Dal punto di vista formale, il banco si distingue per un frontale sagomato e sinuoso, con andamento morbido “ad esse”, ispirato al fasciame di un’imbarcazione.
La superficie è definita da dogati orizzontali che non hanno funzione decorativa, ma derivano direttamente dalla logica costruttiva delle barre in alluminio, che intersecandosi generano ritmo e profondità.
La struttura modulare del bancone è composta da pannellature realizzate interamente in estrusi di alluminio, verniciati e laccati, con possibilità di personalizzazione cromatica su richiesta.
Questa scelta rappresenta un elemento innovativo, permettendo un certo grado di adattabilità estetica, ma mantenendo una logica produttiva industriale.
Accanto alle versioni laccate, il progetto si arricchisce di una variante con finitura effetto legno, ottenuta tramite tecnologia di cubicatura.
Le barre in alluminio vengono immerse in un bagno liquido che consente il trasferimento di una pellicola film decorativa ad alta definizione, capace di riprodurre le venature e sfumature tipiche del materiale naturale.
Le finiture spaziano tra tonalità raffinate come il wengé intenso e contemporaneo (all’epoca molto di tendenza), o il ciliegio, più caldo e classico, offrendo soluzioni versatili in grado di dialogare con diversi linguaggi progettuali.

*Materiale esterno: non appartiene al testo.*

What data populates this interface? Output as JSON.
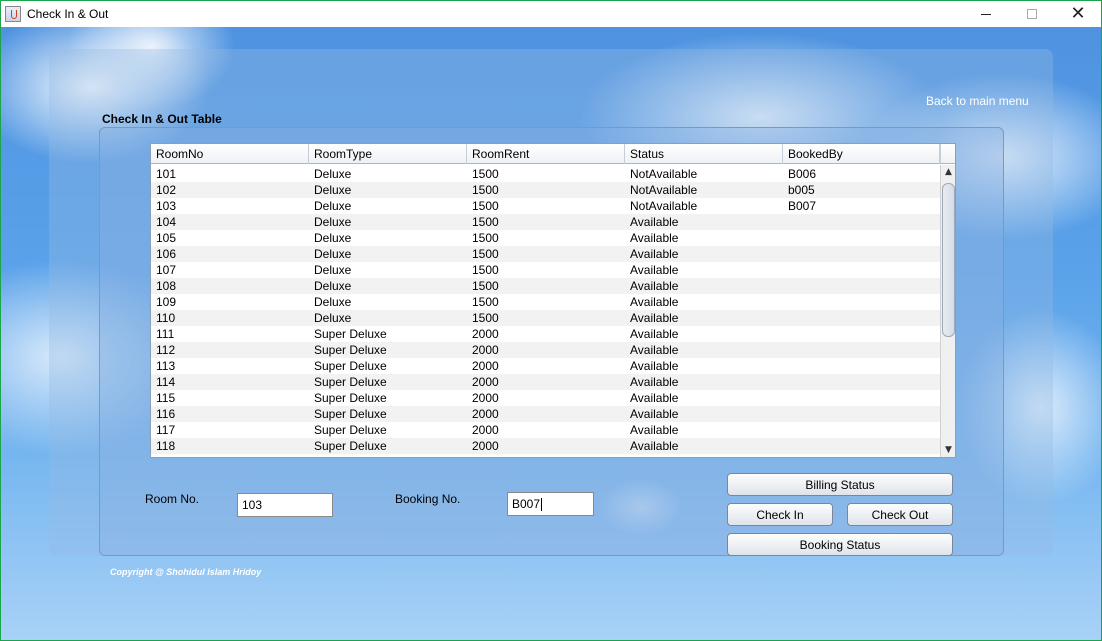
{
  "window": {
    "title": "Check In & Out"
  },
  "header": {
    "back_link": "Back to main menu",
    "section_title": "Check In & Out Table"
  },
  "table": {
    "columns": [
      "RoomNo",
      "RoomType",
      "RoomRent",
      "Status",
      "BookedBy"
    ],
    "rows": [
      [
        "101",
        "Deluxe",
        "1500",
        "NotAvailable",
        "B006"
      ],
      [
        "102",
        "Deluxe",
        "1500",
        "NotAvailable",
        "b005"
      ],
      [
        "103",
        "Deluxe",
        "1500",
        "NotAvailable",
        "B007"
      ],
      [
        "104",
        "Deluxe",
        "1500",
        "Available",
        ""
      ],
      [
        "105",
        "Deluxe",
        "1500",
        "Available",
        ""
      ],
      [
        "106",
        "Deluxe",
        "1500",
        "Available",
        ""
      ],
      [
        "107",
        "Deluxe",
        "1500",
        "Available",
        ""
      ],
      [
        "108",
        "Deluxe",
        "1500",
        "Available",
        ""
      ],
      [
        "109",
        "Deluxe",
        "1500",
        "Available",
        ""
      ],
      [
        "110",
        "Deluxe",
        "1500",
        "Available",
        ""
      ],
      [
        "111",
        "Super Deluxe",
        "2000",
        "Available",
        ""
      ],
      [
        "112",
        "Super Deluxe",
        "2000",
        "Available",
        ""
      ],
      [
        "113",
        "Super Deluxe",
        "2000",
        "Available",
        ""
      ],
      [
        "114",
        "Super Deluxe",
        "2000",
        "Available",
        ""
      ],
      [
        "115",
        "Super Deluxe",
        "2000",
        "Available",
        ""
      ],
      [
        "116",
        "Super Deluxe",
        "2000",
        "Available",
        ""
      ],
      [
        "117",
        "Super Deluxe",
        "2000",
        "Available",
        ""
      ],
      [
        "118",
        "Super Deluxe",
        "2000",
        "Available",
        ""
      ]
    ]
  },
  "form": {
    "room_label": "Room No.",
    "room_value": "103",
    "booking_label": "Booking No.",
    "booking_value": "B007"
  },
  "buttons": {
    "billing_status": "Billing Status",
    "check_in": "Check In",
    "check_out": "Check Out",
    "booking_status": "Booking Status"
  },
  "footer": {
    "copyright": "Copyright @ Shohidul Islam Hridoy"
  },
  "icons": {
    "app": "java-cup-icon",
    "minimize": "minimize-icon",
    "maximize": "maximize-icon",
    "close": "close-icon",
    "scroll_up": "arrow-up-icon",
    "scroll_down": "arrow-down-icon"
  }
}
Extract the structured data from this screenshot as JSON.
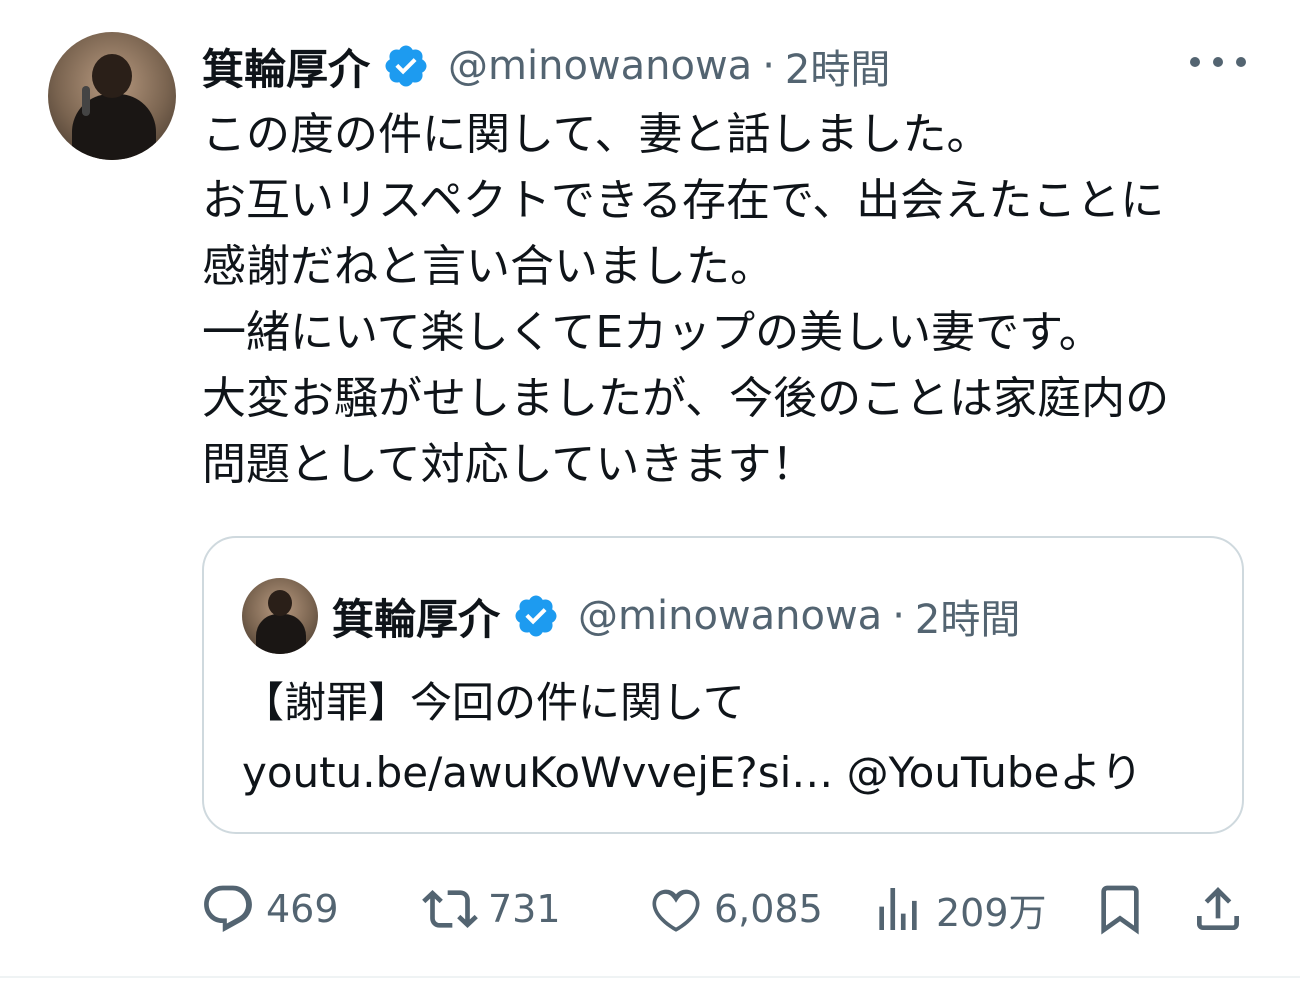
{
  "tweet": {
    "author": {
      "display_name": "箕輪厚介",
      "handle": "@minowanowa",
      "verified": true
    },
    "separator": "·",
    "time": "2時間",
    "lines": [
      "この度の件に関して、妻と話しました。",
      "お互いリスペクトできる存在で、出会えたことに",
      "感謝だねと言い合いました。",
      "一緒にいて楽しくてEカップの美しい妻です。",
      "大変お騒がせしましたが、今後のことは家庭内の",
      "問題として対応していきます！"
    ]
  },
  "quote": {
    "author": {
      "display_name": "箕輪厚介",
      "handle": "@minowanowa",
      "verified": true
    },
    "separator": "·",
    "time": "2時間",
    "lines": [
      "【謝罪】今回の件に関して",
      "youtu.be/awuKoWvvejE?si… @YouTubeより"
    ]
  },
  "actions": {
    "replies": {
      "icon": "reply-icon",
      "count": "469"
    },
    "reposts": {
      "icon": "repost-icon",
      "count": "731"
    },
    "likes": {
      "icon": "heart-icon",
      "count": "6,085"
    },
    "views": {
      "icon": "analytics-icon",
      "count": "209万"
    },
    "bookmark": {
      "icon": "bookmark-icon"
    },
    "share": {
      "icon": "share-icon"
    }
  },
  "colors": {
    "text": "#0f1419",
    "secondary": "#536471",
    "verified": "#1d9bf0",
    "border": "#cfd9de"
  }
}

Il risultato è una sintesi equilibrata tra innovazione tecnologica e qualità sensoriale: da un lato la resistenza e le prestazioni dell’alluminio, dall’altro il calore visivo e materico del legno.
L’immaginario progettuale attinge al mondo nautico, con riferimenti evocativi all’immaginario dei docks portuali inglesi e al sommergibile di Jules Verne.
Il prodotto richiama un oggetto progettato per ambienti tecnici e dinamici, caratterizzati da metallo, luce e movimento.
I dettagli rafforzano questa identità: corrimano e poggiapiedi sono dei tubolari di acciaio cromato a finitura lucida naturale e, soprattutto, le centine progettate da Roberto, elementi strutturali che emergono dalla pannellatura per sostenere gli accessori e rendere il banco immediatamente riconoscibile anche a distanza.
Nella sua prima configurazione rappresenta uno dei primi banconi interamente realizzati in alluminio.
Una seconda evoluzione introduce una dimensione più sensoriale: corrimani e poggiapiedi vengono rivestiti in Baydur, un materiale espanso tecnico che migliora il comfort e arricchisce l’esperienza tattile. Vengono ampliate le possibilità di personalizzazione, introducendo piani di lavoro in acciaio e ulteriori finiture, per un maggiore adattamento ai diversi contesti e linguaggi estetici.
Il progetto è il risultato di un processo strutturato di ricerca e sviluppo, con investimenti dedicati anche alla realizzazione di stampi specifici.
Emerge un prodotto capace di mantenere nel tempo coerenza e qualità progettuale, al di là delle logiche di tendenza.